Refaire du collège et du lycée les creusets de l’égalité et de l’inclusion républicaines
Proposition n°22
Dans le prolongement de l’Ecole primaire, mettre en place l’obligation d’une tenue homogène dans tous les collèges à l’image de certains départements et territoires d’Outre-mer afin d’y faire vivre concrètement les notions d’Egalité républicaine et d’égalité des chances. Les directions auront la liberté de choisir les tenues en concertation avec les parents d’élèves dans le cadre d’un cahier des charges national relativement souple.
Proposition n°23
Sanctionner les mauvais comportements des élèves non pas par l’exclusion temporaire, contre-productive, mais par des travaux d’intérêt général effectués soit au sein du collège ou du lycée, soit au sein de la commune en coopération avec les services de la mairie..
Proposition n°24
Former davantage les élèves à partir de la 4e au savoir-être (concours d’éloquence, négociation, posture, se présenter, gérer les conflits, etc.).

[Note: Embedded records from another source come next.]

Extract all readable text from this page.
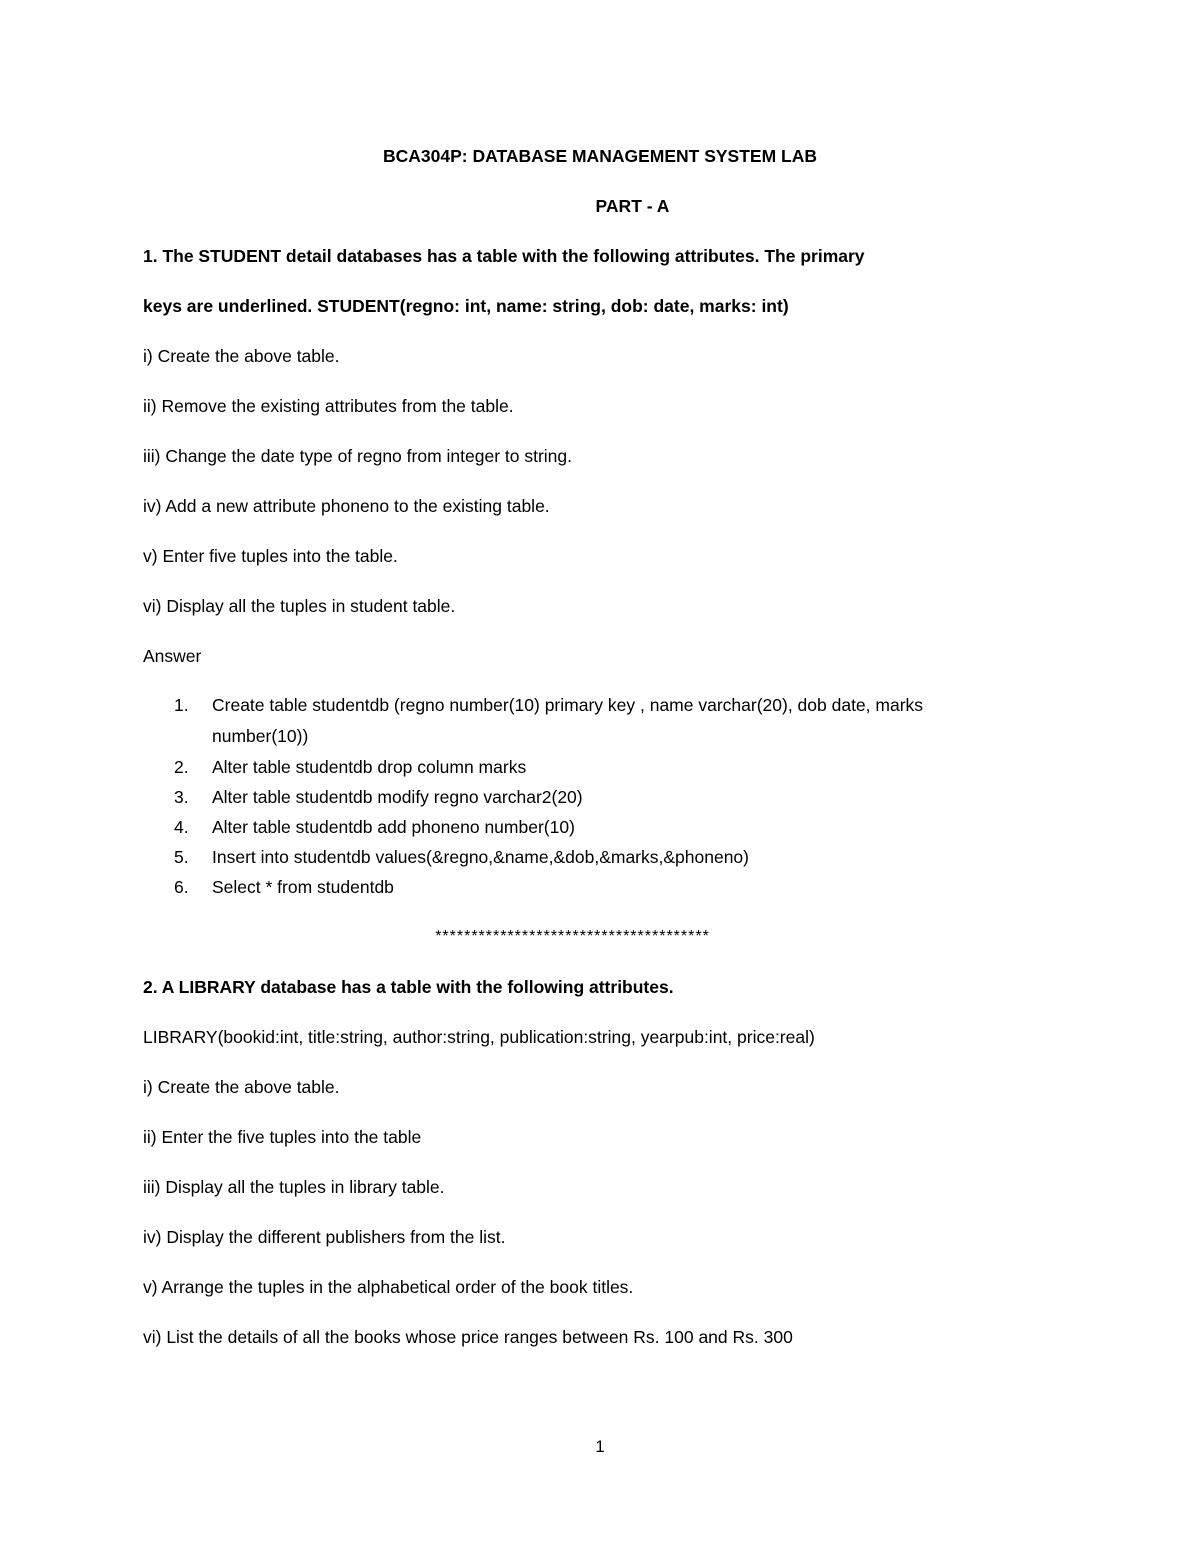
BCA304P: DATABASE MANAGEMENT SYSTEM LAB
PART - A
1. The STUDENT detail databases has a table with the following attributes. The primary
keys are underlined. STUDENT(regno: int, name: string, dob: date, marks: int)
i) Create the above table.
ii) Remove the existing attributes from the table.
iii) Change the date type of regno from integer to string.
iv) Add a new attribute phoneno to the existing table.
v) Enter five tuples into the table.
vi) Display all the tuples in student table.
Answer
1. Create table studentdb (regno number(10) primary key , name varchar(20), dob date, marks
number(10))
2. Alter table studentdb drop column marks
3. Alter table studentdb modify regno varchar2(20)
4. Alter table studentdb add phoneno number(10)
5. Insert into studentdb values(&regno,&name,&dob,&marks,&phoneno)
6. Select * from studentdb
**************************************
2. A LIBRARY database has a table with the following attributes.
LIBRARY(bookid:int, title:string, author:string, publication:string, yearpub:int, price:real)
i) Create the above table.
ii) Enter the five tuples into the table
iii) Display all the tuples in library table.
iv) Display the different publishers from the list.
v) Arrange the tuples in the alphabetical order of the book titles.
vi) List the details of all the books whose price ranges between Rs. 100 and Rs. 300
1
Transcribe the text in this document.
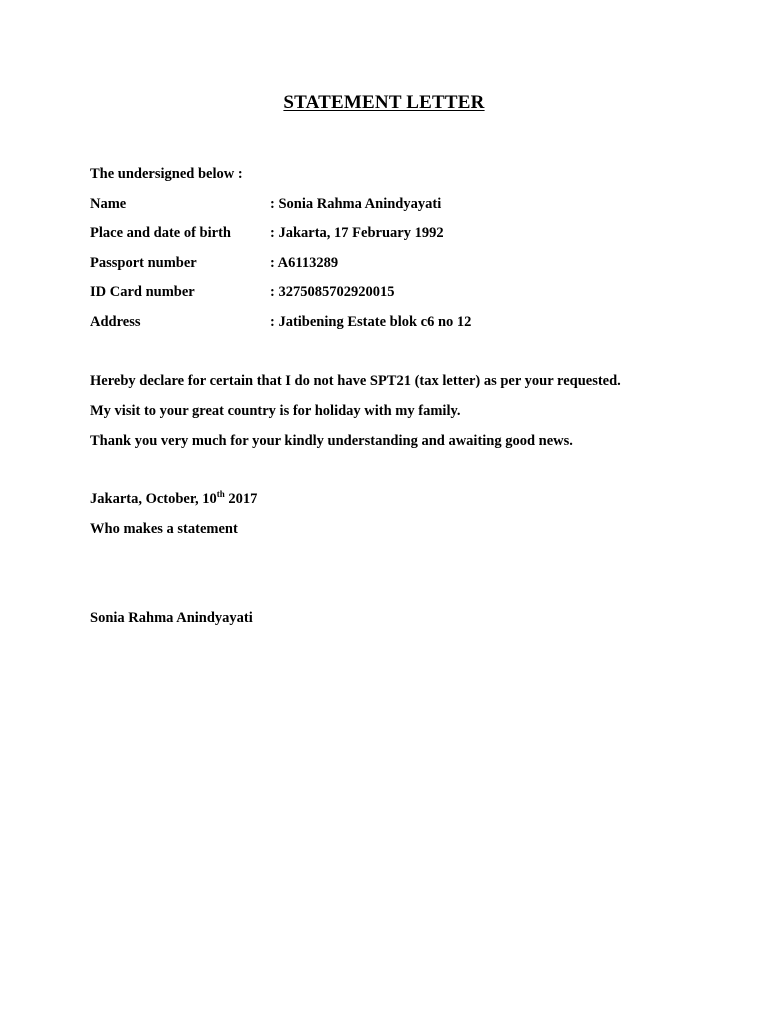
STATEMENT LETTER
The undersigned below :
Name	: Sonia Rahma Anindyayati
Place and date of birth	: Jakarta, 17 February 1992
Passport number	: A6113289
ID Card number	: 3275085702920015
Address	: Jatibening Estate blok c6 no 12
Hereby declare for certain that I do not have SPT21 (tax letter) as per your requested.
My visit to your great country is for holiday with my family.
Thank you very much for your kindly understanding and awaiting good news.
Jakarta, October, 10th 2017
Who makes a statement
Sonia Rahma Anindyayati
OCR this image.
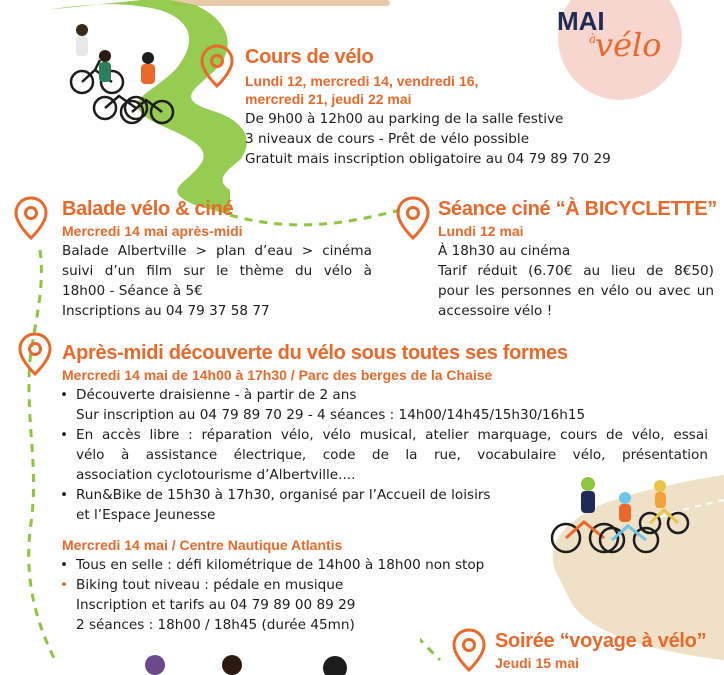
MAI
à
vélo
Cours de vélo
Lundi 12, mercredi 14, vendredi 16,
mercredi 21, jeudi 22 mai
De 9h00 à 12h00 au parking de la salle festive
3 niveaux de cours - Prêt de vélo possible
Gratuit mais inscription obligatoire au 04 79 89 70 29
Balade vélo & ciné
Mercredi 14 mai après-midi
Balade Albertville > plan d’eau > cinéma
suivi d’un film sur le thème du vélo à
18h00 - Séance à 5€
Inscriptions au 04 79 37 58 77
Séance ciné “À BICYCLETTE”
Lundi 12 mai
À 18h30 au cinéma
Tarif réduit (6.70€ au lieu de 8€50)
pour les personnes en vélo ou avec un
accessoire vélo !
Après-midi découverte du vélo sous toutes ses formes
Mercredi 14 mai de 14h00 à 17h30 / Parc des berges de la Chaise
• Découverte draisienne - à partir de 2 ans
Sur inscription au 04 79 89 70 29 - 4 séances : 14h00/14h45/15h30/16h15
• En accès libre : réparation vélo, vélo musical, atelier marquage, cours de vélo, essai
vélo à assistance électrique, code de la rue, vocabulaire vélo, présentation
association cyclotourisme d’Albertville....
• Run&Bike de 15h30 à 17h30, organisé par l’Accueil de loisirs
et l’Espace Jeunesse
Mercredi 14 mai / Centre Nautique Atlantis
• Tous en selle : défi kilométrique de 14h00 à 18h00 non stop
• Biking tout niveau : pédale en musique
Inscription et tarifs au 04 79 89 00 89 29
2 séances : 18h00 / 18h45 (durée 45mn)
Soirée “voyage à vélo”
Jeudi 15 mai
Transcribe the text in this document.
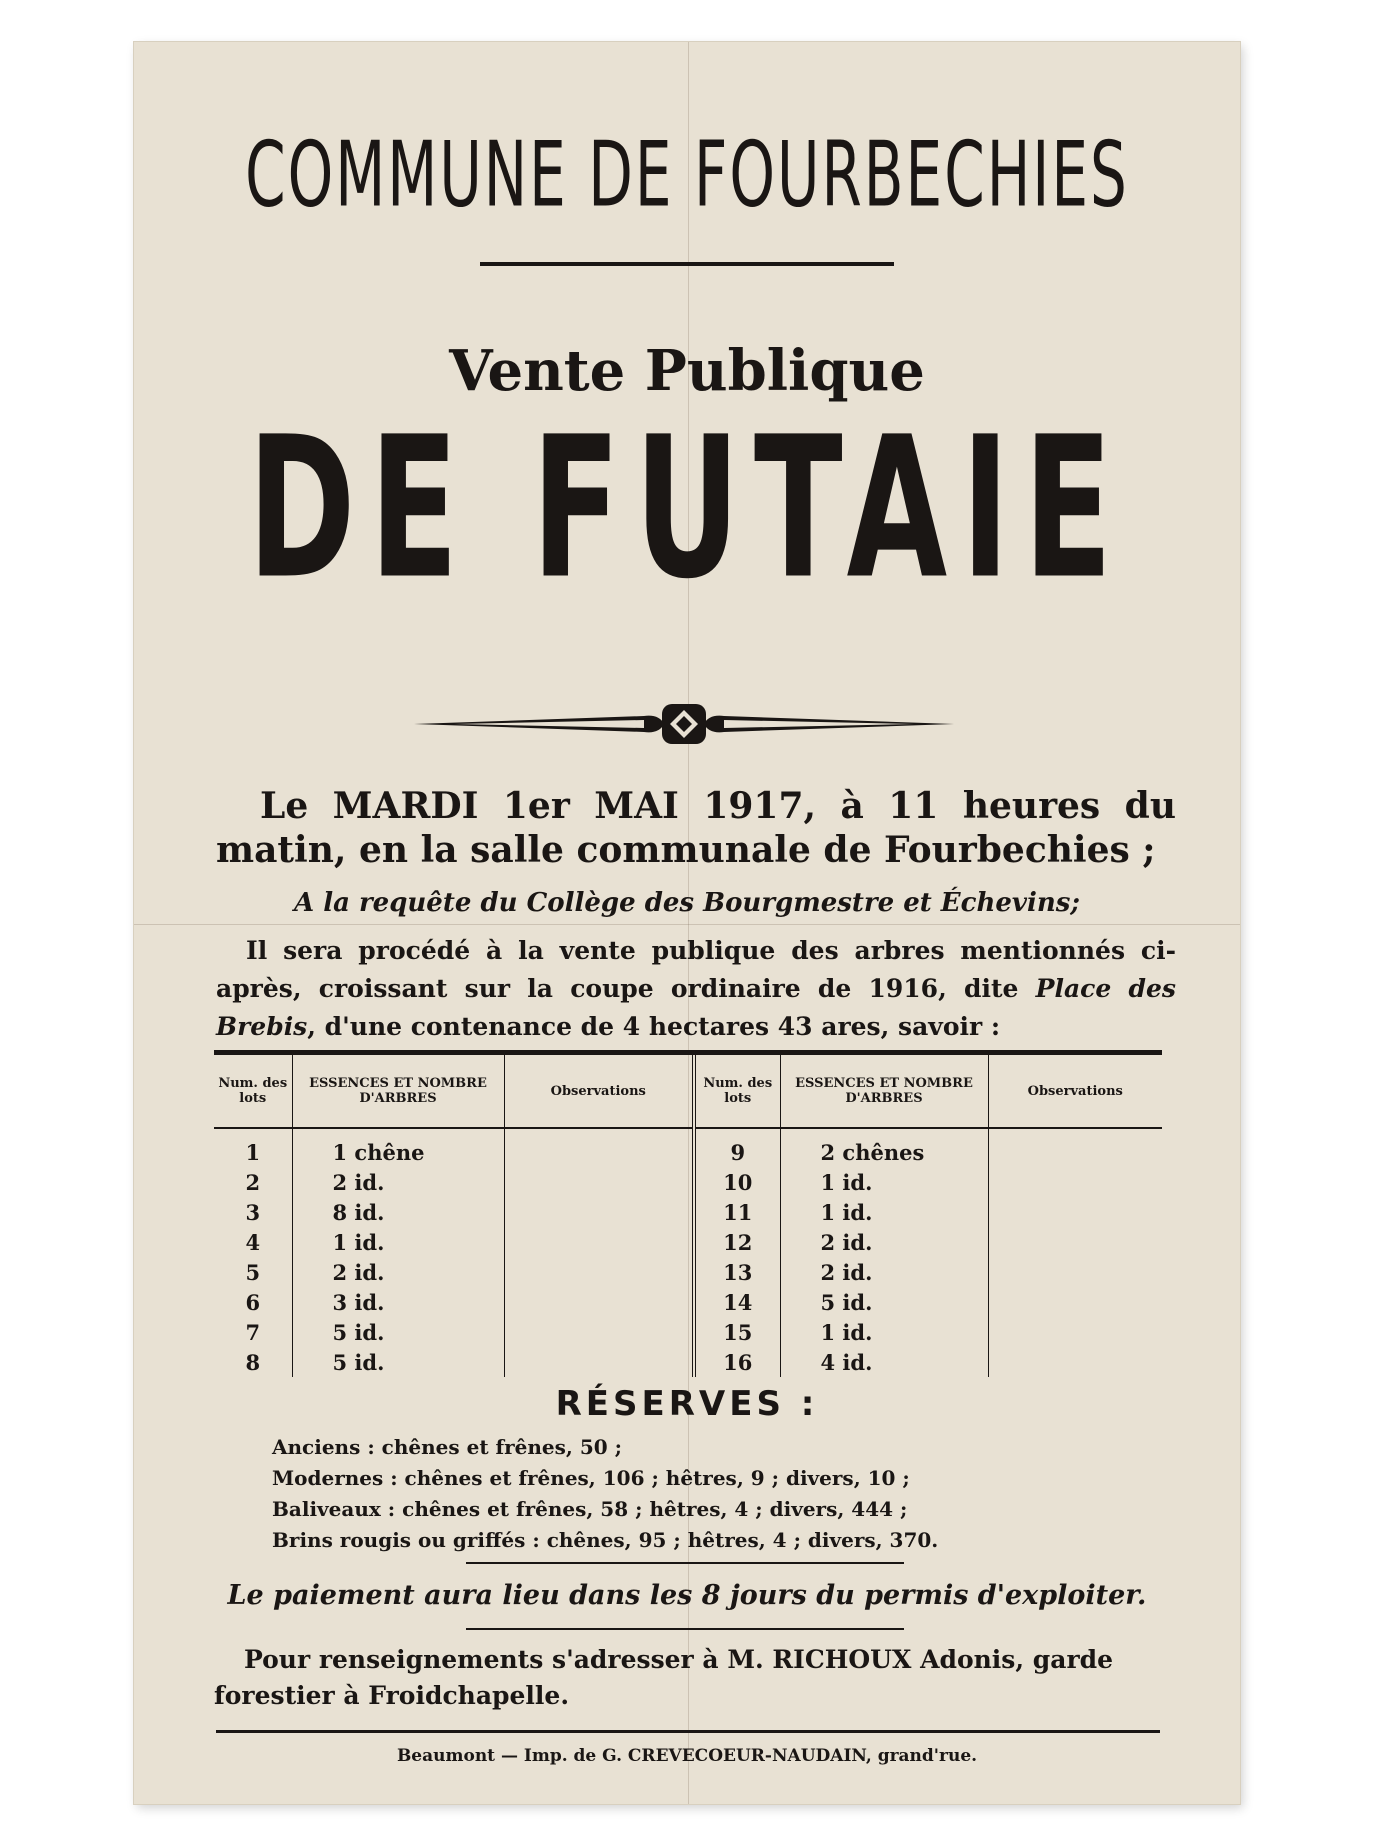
COMMUNE DE FOURBECHIES
Vente Publique
DE FUTAIE
Le MARDI 1er MAI 1917, à 11 heures du matin, en la salle communale de Fourbechies ;
A la requête du Collège des Bourgmestre et Échevins;
Il sera procédé à la vente publique des arbres mentionnés ci-après, croissant sur la coupe ordinaire de 1916, dite Place des Brebis, d'une contenance de 4 hectares 43 ares, savoir :
Num. des lots	ESSENCES ET NOMBRE D'ARBRES	Observations	Num. des lots	ESSENCES ET NOMBRE D'ARBRES	Observations
1	1 chêne		9	2 chênes	
2	2 id.		10	1 id.	
3	8 id.		11	1 id.	
4	1 id.		12	2 id.	
5	2 id.		13	2 id.	
6	3 id.		14	5 id.	
7	5 id.		15	1 id.	
8	5 id.		16	4 id.	
RÉSERVES :
Anciens : chênes et frênes, 50 ;
Modernes : chênes et frênes, 106 ; hêtres, 9 ; divers, 10 ;
Baliveaux : chênes et frênes, 58 ; hêtres, 4 ; divers, 444 ;
Brins rougis ou griffés : chênes, 95 ; hêtres, 4 ; divers, 370.
Le paiement aura lieu dans les 8 jours du permis d'exploiter.
Pour renseignements s'adresser à M. RICHOUX Adonis, garde forestier à Froidchapelle.
Beaumont — Imp. de G. CREVECOEUR-NAUDAIN, grand'rue.
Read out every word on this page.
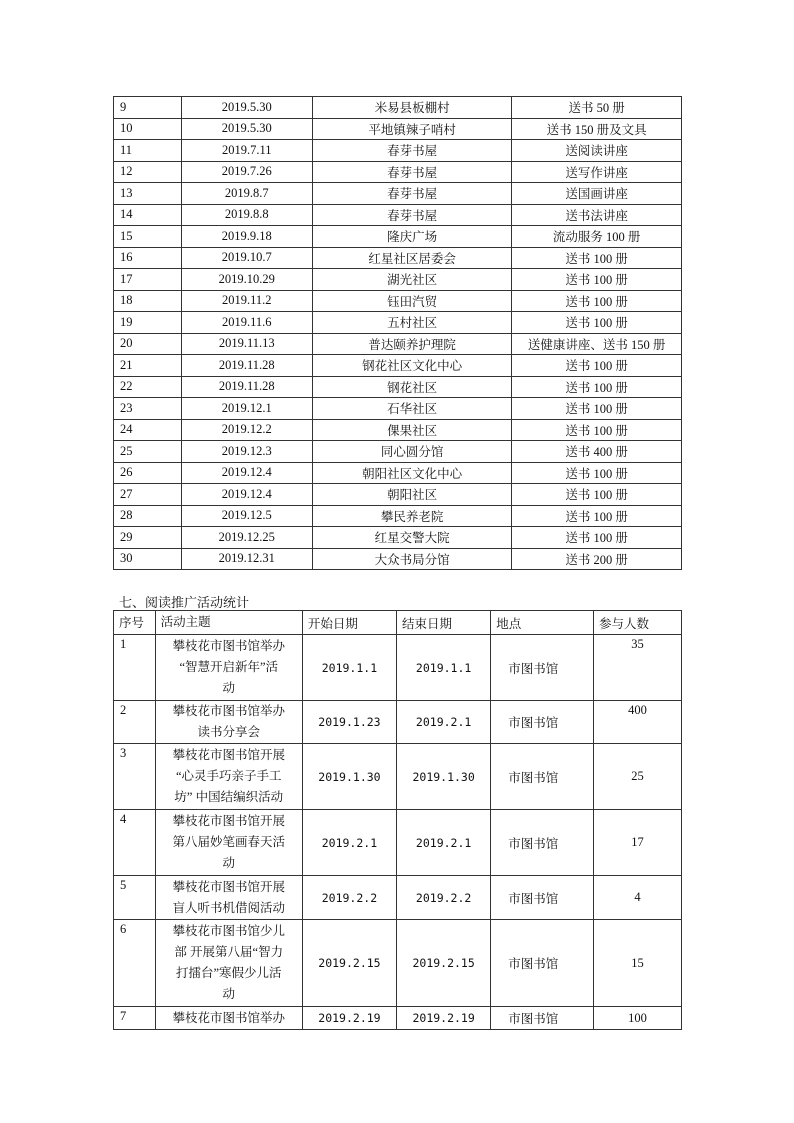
9	2019.5.30	米易县板棚村	送书 50 册
10	2019.5.30	平地镇辣子哨村	送书 150 册及文具
11	2019.7.11	春芽书屋	送阅读讲座
12	2019.7.26	春芽书屋	送写作讲座
13	2019.8.7	春芽书屋	送国画讲座
14	2019.8.8	春芽书屋	送书法讲座
15	2019.9.18	隆庆广场	流动服务 100 册
16	2019.10.7	红星社区居委会	送书 100 册
17	2019.10.29	湖光社区	送书 100 册
18	2019.11.2	钰田汽贸	送书 100 册
19	2019.11.6	五村社区	送书 100 册
20	2019.11.13	普达颐养护理院	送健康讲座、送书 150 册
21	2019.11.28	钢花社区文化中心	送书 100 册
22	2019.11.28	钢花社区	送书 100 册
23	2019.12.1	石华社区	送书 100 册
24	2019.12.2	倮果社区	送书 100 册
25	2019.12.3	同心圆分馆	送书 400 册
26	2019.12.4	朝阳社区文化中心	送书 100 册
27	2019.12.4	朝阳社区	送书 100 册
28	2019.12.5	攀民养老院	送书 100 册
29	2019.12.25	红星交警大院	送书 100 册
30	2019.12.31	大众书局分馆	送书 200 册
七、阅读推广活动统计
序号	活动主题	开始日期	结束日期	地点	参与人数
1	攀枝花市图书馆举办
“智慧开启新年”活
动	2019.1.1	2019.1.1	市图书馆	35
2	攀枝花市图书馆举办
读书分享会	2019.1.23	2019.2.1	市图书馆	400
3	攀枝花市图书馆开展
“心灵手巧亲子手工
坊” 中国结编织活动	2019.1.30	2019.1.30	市图书馆	25
4	攀枝花市图书馆开展
第八届妙笔画春天活
动	2019.2.1	2019.2.1	市图书馆	17
5	攀枝花市图书馆开展
盲人听书机借阅活动	2019.2.2	2019.2.2	市图书馆	4
6	攀枝花市图书馆少儿
部 开展第八届“智力
打擂台”寒假少儿活
动	2019.2.15	2019.2.15	市图书馆	15
7	攀枝花市图书馆举办	2019.2.19	2019.2.19	市图书馆	100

Ouvrir les établissements sur leur écosystème local
Proposition n°25
Ouvrir les collèges et les lycées sur le monde professionnel et l’entreprise en mettant systématiquement les établissements en relation par des conventions avec les organisations d’employeurs et la Région afin de permettre aux jeunes de découvrir des métiers. L’Education nationale doit s’ouvrir davantage aux écosystèmes locaux et sortir d’une forme d’intellectualisme car la France a besoin de tous les talents, théoriques comme pratiques, notre système scolaire sélectionnant sur 2/3 formes d’intelligence sur les 8 existantes chez l’Homme (intelligences logico-mathématique et linguistique, mais aussi intelligence sociale, intelligence de situation, intelligence visuo-spatiale, etc.).
Proposition n°26
Laisser l’initiative aux équipes de direction et aux équipes pédagogiques pour aider les élèves en matière d’orientation (coopération avec les branches professionnelles, les facultés, les grandes écoles, les différents acteurs publics et privés concernés sur le territoire, etc.), ce qui signifie la fin des centres d’information et d’orientation (CIO) et des centres d’information et de documentation jeunesse (CIDJ).
Proposition n°27
Mettre en place des centres de formation d’apprentis (CFA) d’excellence permettant ensuite de rejoindre des grandes écoles, d’ingénieurs notamment, ce qui incitera de très bons élèves à suivre cette voie et à devenir des cadres supérieurs ayant une bonne compréhension du terrain, des réalités pratiques en complément des filières classiques d’études supérieures.
Proposition n°28
Mettre davantage en lien les établissements avec les clubs sportifs locaux et systématiser les rencontres et championnats inter-collèges et inter-lycées. Laisser un vaste choix aux élèves quant aux disciplines pratiquées à partir d’un socle commun obligatoire (natation, athlétisme et gymnastique).